Determined, Chu has ceased neither his campaign nor the production of his signs. Initially, text in black marker calling for president (and 12 Galaxies collaborator) Bill Clinton’s impeachment was handwritten on collaged white board. Accruing donations, Chu eventually outsourced his production to Signographics in San Francisco and his signs have since contained vinyl letters on black board. Chu often collaged sticker letters to alter descriptors (»zegnatronic« to »tetratronic«, for example) and, later, his informational organization became more complex – boasting seven lines, in alternating vinyl colors.
Chu selects a different sign from his armory each day, and commissions a new sign weekly – with terminology and figures transmitted by telepathy and through newspapers. Today, Chu’s system involves five justified lines of codified text: at the top, in blue, the name of a complicit politician; next, in white, a quantity of populations outside our galaxy; then in red, a news source, with a review of its coverage, or with a description of alien rockets or spaceports; white again, describing advanced billionaire cosmopolitans in other galaxies; and the bottom line, in green, pointing to specific aspects of the interglacial/ intergalactic rocket societies, their advanced architectures, and technologies.

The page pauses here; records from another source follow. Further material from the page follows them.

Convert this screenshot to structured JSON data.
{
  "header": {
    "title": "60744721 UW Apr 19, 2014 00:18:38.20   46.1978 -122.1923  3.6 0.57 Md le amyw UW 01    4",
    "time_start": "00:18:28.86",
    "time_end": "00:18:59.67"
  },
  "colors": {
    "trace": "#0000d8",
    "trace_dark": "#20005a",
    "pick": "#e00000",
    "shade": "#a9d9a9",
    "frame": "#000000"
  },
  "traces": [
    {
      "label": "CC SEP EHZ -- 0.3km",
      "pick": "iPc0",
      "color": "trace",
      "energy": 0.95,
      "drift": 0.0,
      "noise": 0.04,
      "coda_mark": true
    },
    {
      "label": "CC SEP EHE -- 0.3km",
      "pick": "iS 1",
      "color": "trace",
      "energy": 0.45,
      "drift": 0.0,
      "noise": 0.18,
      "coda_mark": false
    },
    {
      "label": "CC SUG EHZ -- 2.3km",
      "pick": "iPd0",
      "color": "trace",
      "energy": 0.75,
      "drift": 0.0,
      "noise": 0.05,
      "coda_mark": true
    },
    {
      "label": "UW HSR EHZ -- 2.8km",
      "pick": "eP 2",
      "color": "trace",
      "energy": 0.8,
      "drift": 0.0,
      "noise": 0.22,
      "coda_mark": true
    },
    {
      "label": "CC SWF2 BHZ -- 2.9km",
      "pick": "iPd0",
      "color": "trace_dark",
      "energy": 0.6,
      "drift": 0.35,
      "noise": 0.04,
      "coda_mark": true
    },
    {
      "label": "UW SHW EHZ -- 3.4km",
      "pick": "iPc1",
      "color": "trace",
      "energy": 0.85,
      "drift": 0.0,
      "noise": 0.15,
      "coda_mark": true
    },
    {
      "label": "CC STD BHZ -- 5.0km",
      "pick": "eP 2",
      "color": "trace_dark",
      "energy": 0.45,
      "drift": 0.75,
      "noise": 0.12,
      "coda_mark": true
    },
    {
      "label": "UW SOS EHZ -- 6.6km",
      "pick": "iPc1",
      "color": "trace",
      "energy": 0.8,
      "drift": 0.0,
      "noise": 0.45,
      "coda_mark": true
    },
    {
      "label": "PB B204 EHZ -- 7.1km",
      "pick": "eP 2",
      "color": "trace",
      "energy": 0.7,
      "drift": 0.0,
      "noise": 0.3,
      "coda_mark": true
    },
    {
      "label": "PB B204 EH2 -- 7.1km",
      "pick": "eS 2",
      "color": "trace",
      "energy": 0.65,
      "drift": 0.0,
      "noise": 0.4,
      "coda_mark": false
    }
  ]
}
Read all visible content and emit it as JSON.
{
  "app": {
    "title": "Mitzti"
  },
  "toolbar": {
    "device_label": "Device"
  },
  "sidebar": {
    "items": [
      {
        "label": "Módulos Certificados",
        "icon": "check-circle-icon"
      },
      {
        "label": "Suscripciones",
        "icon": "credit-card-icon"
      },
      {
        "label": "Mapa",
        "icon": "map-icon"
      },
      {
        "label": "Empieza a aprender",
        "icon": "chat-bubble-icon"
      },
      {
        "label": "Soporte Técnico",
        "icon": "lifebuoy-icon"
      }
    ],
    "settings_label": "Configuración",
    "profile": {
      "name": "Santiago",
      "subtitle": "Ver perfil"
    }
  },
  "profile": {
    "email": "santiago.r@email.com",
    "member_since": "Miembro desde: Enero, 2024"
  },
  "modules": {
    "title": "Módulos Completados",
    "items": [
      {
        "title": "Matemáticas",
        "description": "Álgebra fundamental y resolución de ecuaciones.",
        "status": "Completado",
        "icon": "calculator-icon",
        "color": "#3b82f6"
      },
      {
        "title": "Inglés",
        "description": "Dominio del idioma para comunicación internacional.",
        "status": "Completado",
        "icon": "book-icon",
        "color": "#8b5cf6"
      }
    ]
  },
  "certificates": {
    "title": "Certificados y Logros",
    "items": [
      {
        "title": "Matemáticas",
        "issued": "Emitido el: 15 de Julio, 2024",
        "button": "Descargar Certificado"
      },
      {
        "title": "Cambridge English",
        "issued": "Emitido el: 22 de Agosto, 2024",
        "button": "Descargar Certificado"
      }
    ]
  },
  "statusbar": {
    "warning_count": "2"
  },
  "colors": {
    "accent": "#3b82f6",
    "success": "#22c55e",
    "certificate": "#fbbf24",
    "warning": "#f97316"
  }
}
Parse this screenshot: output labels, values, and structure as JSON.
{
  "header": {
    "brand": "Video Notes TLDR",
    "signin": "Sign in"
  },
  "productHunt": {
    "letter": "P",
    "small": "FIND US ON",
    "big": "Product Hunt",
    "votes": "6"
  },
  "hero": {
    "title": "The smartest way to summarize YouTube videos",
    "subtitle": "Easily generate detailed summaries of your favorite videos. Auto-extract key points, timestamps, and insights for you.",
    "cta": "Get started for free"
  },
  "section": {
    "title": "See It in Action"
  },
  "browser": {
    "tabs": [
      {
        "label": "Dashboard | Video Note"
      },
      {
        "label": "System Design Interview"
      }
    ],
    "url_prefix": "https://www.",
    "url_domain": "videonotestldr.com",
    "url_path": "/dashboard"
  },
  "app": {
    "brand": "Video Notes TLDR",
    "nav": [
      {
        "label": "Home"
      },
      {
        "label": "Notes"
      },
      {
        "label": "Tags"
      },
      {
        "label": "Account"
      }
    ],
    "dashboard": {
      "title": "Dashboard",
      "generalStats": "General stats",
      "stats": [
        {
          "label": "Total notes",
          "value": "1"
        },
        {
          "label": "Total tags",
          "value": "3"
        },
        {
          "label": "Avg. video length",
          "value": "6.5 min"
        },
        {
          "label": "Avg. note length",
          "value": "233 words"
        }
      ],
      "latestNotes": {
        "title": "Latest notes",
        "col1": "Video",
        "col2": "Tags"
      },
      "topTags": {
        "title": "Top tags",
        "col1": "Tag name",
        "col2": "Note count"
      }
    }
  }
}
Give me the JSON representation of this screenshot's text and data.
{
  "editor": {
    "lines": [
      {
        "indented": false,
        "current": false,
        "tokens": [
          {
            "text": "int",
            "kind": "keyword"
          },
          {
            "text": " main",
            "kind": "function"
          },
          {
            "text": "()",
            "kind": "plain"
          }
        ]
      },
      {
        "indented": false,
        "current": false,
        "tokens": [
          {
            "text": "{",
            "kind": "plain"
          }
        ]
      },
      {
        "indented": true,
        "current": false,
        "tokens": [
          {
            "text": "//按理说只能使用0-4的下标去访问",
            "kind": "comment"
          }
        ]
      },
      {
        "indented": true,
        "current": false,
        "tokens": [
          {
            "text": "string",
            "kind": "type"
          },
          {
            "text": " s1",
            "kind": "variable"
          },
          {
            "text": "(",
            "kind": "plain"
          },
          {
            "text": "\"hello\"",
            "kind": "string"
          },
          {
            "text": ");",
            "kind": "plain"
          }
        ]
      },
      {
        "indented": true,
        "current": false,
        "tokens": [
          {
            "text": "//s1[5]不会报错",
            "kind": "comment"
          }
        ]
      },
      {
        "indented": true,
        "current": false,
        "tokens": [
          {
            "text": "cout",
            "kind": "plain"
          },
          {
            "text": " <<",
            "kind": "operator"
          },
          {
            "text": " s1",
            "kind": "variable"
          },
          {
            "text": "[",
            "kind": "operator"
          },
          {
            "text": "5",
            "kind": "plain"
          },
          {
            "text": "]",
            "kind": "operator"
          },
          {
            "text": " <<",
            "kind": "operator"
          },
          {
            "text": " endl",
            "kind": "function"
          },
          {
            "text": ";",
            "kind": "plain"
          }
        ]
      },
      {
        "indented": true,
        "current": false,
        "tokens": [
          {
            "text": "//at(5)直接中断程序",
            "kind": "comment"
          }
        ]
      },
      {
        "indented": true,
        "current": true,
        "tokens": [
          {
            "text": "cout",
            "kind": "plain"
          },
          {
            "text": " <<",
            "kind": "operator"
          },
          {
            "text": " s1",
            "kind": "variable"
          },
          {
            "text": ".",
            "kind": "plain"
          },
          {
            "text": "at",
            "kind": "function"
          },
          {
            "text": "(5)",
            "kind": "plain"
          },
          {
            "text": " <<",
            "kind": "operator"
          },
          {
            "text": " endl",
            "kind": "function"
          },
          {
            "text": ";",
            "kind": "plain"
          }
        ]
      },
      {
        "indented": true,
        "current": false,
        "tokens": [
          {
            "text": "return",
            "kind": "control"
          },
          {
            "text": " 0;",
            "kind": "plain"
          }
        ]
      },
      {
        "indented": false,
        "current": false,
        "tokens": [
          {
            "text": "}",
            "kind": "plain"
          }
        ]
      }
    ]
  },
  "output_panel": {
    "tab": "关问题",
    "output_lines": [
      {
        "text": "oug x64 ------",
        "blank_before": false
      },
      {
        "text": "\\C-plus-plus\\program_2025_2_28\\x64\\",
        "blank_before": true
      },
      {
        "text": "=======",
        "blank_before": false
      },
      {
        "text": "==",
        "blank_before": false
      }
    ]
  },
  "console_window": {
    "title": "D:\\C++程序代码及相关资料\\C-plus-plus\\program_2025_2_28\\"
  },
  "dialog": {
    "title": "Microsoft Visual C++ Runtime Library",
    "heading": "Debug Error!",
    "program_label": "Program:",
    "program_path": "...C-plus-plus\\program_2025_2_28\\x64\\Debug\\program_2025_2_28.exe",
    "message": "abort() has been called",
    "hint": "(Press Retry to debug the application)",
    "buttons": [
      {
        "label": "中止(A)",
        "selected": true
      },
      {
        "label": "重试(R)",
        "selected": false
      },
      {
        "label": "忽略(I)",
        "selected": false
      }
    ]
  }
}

Chu’s signs are visually prepossessing, recognizable, and linguistically bewildering. Yet if difficult for us to parse, they are, for Chu, tools – conversation pieces to be publicly presented and elaborated. There’s some barres de bois rond – André Cadere’s coloured wooden bars – at play here, sure, but Chu’s on another wavelength (as well as time, space, language, politics, metaphysics, mathematics, power, class, surveillance, psychology, medicine, technology, astronomy, legality, epistemology, semiotics, parasitism, culture, science, history, fashion, conspiracy, and so on). Perhaps the vastness of space, the fluidity of dimensions, the complexity of networks, and the polyvalence of time Chu introduces make for a rather unattainable key for even my most crypto-museological aspirations, but like Chu, why not keep trying?
Chris Fitzpatrick is director of Kunstverein München and of Objectif Exhibitions in Antwerp.